In June 2001 Peter Hollingworth was appointed to the post of Governor-General of Australia. He seemed to have the necessary attributes for the job—a long record of community service, prominent in government circles, well known to the masses, and so on. However his appointment caused great consternation on several counts. First the Republicans were up in arms, claiming that this vestige of colonialism has certainly passed its use-by-date (opinion polls show consistently that a significant majority of Australians favour Australia becoming a Republic). Second was the fact that Hollingworth is of the cloth, having been most recently prior to his appointment the Anglican Archbishop of Brisbane. It was argued that not only did this blur the traditional separation of church and state, but was an entirely inappropriate appointment in the multicultural, largely secular Australia of the 21st century. But worse was to come.
Some months ago it was claimed that while Archbishop of Brisbane in the 1990s, Hollingworth had mishandled allegations of child sexual abuse perpetrated by clergymen. Among other criticisms, it was said that he had allowed a priest to remain in the Ministry after he had admitted sexually abusing a child. Hollingworth was the subject of a programme shown on national television in which he admitted that he may have made errors of judgement, but then later in the same programme implied that all the blame should not have laid on the clergyman as the young woman may have come on to him, to use the vernacular. A church enquiry subsequently accused him of having been unsympathetic and lacking in compassion, as well as confirming that he had made serious errors of judgement.

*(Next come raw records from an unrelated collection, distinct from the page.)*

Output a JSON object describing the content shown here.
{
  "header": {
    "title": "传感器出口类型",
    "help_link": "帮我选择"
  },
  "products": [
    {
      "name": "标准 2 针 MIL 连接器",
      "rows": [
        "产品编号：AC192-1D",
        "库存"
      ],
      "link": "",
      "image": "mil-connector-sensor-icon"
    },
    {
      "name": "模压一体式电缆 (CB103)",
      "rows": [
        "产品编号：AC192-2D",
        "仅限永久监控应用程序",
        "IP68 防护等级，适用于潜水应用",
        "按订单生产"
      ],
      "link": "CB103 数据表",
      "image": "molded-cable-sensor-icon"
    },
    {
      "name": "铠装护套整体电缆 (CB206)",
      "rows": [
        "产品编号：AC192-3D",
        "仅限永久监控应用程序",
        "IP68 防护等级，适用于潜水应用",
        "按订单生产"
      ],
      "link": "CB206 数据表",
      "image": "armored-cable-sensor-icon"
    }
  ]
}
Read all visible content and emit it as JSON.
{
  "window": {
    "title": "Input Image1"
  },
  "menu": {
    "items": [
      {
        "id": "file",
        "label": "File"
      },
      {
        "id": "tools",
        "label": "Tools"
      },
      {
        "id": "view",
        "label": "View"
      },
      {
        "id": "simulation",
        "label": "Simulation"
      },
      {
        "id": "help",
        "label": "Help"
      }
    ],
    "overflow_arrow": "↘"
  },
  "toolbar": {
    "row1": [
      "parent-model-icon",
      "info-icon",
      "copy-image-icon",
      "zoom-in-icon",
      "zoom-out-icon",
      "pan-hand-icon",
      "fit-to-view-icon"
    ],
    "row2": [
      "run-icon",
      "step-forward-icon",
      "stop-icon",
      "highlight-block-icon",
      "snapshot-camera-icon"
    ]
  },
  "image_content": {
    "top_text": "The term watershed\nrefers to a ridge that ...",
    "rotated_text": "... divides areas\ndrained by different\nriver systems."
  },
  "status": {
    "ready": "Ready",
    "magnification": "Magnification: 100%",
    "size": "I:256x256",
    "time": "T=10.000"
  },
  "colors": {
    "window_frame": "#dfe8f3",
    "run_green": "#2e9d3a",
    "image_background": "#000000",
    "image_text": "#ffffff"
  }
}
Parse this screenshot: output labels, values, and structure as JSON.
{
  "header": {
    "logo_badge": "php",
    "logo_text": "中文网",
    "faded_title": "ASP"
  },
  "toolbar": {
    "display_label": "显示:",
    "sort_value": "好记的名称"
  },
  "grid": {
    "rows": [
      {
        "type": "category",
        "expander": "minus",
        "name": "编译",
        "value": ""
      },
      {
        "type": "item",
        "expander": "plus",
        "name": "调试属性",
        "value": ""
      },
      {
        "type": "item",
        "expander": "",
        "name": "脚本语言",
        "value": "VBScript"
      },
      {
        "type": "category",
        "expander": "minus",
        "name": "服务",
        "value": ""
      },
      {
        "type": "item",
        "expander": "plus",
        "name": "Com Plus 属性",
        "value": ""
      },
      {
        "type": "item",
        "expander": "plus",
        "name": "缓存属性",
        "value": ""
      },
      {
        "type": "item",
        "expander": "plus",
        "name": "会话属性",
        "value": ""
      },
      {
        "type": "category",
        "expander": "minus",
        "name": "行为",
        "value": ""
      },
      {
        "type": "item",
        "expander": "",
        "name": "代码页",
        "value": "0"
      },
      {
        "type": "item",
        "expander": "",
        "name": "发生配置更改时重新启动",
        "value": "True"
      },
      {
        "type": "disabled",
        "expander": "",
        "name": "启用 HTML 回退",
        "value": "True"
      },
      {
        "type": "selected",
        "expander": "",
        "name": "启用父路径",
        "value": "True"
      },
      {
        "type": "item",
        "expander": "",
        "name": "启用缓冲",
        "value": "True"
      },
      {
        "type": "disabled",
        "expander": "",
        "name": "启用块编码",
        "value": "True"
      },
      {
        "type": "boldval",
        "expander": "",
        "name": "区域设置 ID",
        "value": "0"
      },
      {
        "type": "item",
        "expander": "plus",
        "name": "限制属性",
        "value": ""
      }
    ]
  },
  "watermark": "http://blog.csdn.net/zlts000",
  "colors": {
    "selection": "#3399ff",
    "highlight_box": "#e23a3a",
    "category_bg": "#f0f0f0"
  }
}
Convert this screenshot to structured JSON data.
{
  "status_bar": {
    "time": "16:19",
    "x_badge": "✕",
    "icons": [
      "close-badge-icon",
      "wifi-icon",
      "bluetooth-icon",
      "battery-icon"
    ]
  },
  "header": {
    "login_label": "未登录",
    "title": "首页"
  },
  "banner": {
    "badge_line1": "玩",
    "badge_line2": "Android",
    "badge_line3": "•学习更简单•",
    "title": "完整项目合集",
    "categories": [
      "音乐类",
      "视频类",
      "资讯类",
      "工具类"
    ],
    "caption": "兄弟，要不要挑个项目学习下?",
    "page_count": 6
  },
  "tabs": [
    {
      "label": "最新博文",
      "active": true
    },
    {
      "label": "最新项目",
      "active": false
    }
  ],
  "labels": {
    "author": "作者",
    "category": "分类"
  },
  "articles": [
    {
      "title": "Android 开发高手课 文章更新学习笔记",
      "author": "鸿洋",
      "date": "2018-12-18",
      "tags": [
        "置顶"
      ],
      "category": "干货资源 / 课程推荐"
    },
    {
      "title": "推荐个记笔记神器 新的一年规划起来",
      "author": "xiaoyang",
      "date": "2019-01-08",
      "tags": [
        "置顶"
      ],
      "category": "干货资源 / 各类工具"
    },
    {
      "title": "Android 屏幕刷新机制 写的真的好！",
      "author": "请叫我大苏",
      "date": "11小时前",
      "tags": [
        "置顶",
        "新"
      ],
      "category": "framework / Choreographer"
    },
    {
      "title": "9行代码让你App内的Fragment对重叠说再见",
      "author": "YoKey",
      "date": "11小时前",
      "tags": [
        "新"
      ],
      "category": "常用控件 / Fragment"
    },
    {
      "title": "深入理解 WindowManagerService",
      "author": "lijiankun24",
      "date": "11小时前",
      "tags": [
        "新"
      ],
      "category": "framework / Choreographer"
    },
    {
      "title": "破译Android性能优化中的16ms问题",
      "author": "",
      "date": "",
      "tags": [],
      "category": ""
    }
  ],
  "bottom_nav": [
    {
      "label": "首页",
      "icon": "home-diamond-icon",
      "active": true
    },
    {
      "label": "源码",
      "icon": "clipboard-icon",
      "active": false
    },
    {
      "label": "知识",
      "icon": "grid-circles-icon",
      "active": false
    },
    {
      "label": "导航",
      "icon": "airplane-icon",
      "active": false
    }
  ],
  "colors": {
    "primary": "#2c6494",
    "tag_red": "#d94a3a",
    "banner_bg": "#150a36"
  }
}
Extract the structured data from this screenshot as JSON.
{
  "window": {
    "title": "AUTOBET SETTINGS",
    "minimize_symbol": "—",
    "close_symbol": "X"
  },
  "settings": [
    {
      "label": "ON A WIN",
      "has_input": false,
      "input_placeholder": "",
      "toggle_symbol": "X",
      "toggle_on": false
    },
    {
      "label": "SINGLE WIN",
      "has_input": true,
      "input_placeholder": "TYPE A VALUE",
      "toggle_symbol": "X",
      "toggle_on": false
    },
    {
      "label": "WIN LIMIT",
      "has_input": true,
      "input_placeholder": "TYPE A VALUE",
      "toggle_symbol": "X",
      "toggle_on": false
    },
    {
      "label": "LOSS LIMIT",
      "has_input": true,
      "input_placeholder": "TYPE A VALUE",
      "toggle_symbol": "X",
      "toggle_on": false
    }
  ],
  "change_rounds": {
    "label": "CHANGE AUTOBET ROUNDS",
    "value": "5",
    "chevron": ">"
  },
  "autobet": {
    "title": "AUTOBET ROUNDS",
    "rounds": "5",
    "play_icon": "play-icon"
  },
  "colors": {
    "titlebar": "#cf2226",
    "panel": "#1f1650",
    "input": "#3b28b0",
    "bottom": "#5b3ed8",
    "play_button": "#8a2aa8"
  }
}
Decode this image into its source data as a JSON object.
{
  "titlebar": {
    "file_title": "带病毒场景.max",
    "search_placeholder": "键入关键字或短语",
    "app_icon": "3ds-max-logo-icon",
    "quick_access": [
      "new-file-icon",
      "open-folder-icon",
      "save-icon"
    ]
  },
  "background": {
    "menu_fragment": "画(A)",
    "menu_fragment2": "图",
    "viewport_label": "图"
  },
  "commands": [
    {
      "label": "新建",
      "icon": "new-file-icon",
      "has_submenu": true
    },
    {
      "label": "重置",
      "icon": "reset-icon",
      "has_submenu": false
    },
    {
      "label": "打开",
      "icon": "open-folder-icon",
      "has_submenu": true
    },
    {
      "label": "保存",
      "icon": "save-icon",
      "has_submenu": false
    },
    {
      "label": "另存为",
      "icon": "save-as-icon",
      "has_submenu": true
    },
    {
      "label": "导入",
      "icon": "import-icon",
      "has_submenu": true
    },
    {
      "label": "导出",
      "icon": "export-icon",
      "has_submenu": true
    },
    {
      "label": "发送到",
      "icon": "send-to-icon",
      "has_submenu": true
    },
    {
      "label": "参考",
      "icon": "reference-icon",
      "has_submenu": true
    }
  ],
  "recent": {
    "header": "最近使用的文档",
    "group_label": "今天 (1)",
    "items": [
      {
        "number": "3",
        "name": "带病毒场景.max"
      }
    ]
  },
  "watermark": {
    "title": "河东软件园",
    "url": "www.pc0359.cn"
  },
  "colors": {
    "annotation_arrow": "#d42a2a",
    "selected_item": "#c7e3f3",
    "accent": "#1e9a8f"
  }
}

Suddenly sexual abuse was in the news, on the front page of newspapers, and on talk-back radio every day for many weeks. A number of child welfare organisations, including those which were established to protect the rights of children, demanded in no uncertain terms that the Governor-General step down as their patron. There were calls for his resignation as it was suggested he was a person unfit to hold such a prominent national office. He resisted these calls, and was supported in this stance by the Prime Minister. Week by week the issue gained more momentum. The issue of child sexual abuse and its management was pulled along by the current and achieved a national media prominence hitherto unheard of. It also provided the opportunity for child advocates and those working with abused children to be given air space and many column inches of newspapers to advocate for children.
At the end of May, Hollingworth finally resigned as Governor-General. A new Governor-General has been duly appointed. The saga has run its course and is not regarded as news any more. However, in its wash-up, there have been calls for a national enquiry (a Royal Commission) into child abuse; arguments put forward that there should be a national policy and service framework for child physical and sexual abuse; renewed calls by the Labor opposition for a Children’s Commissioner to safeguard the rights of children; and so on. One might hope that one of the outcomes might be a better deal for children. On the other hand, if history is any guide, governments will simply “tough it out” until the issue dies away completely. Then it will be back to business as usual, and children will fall off the agenda again.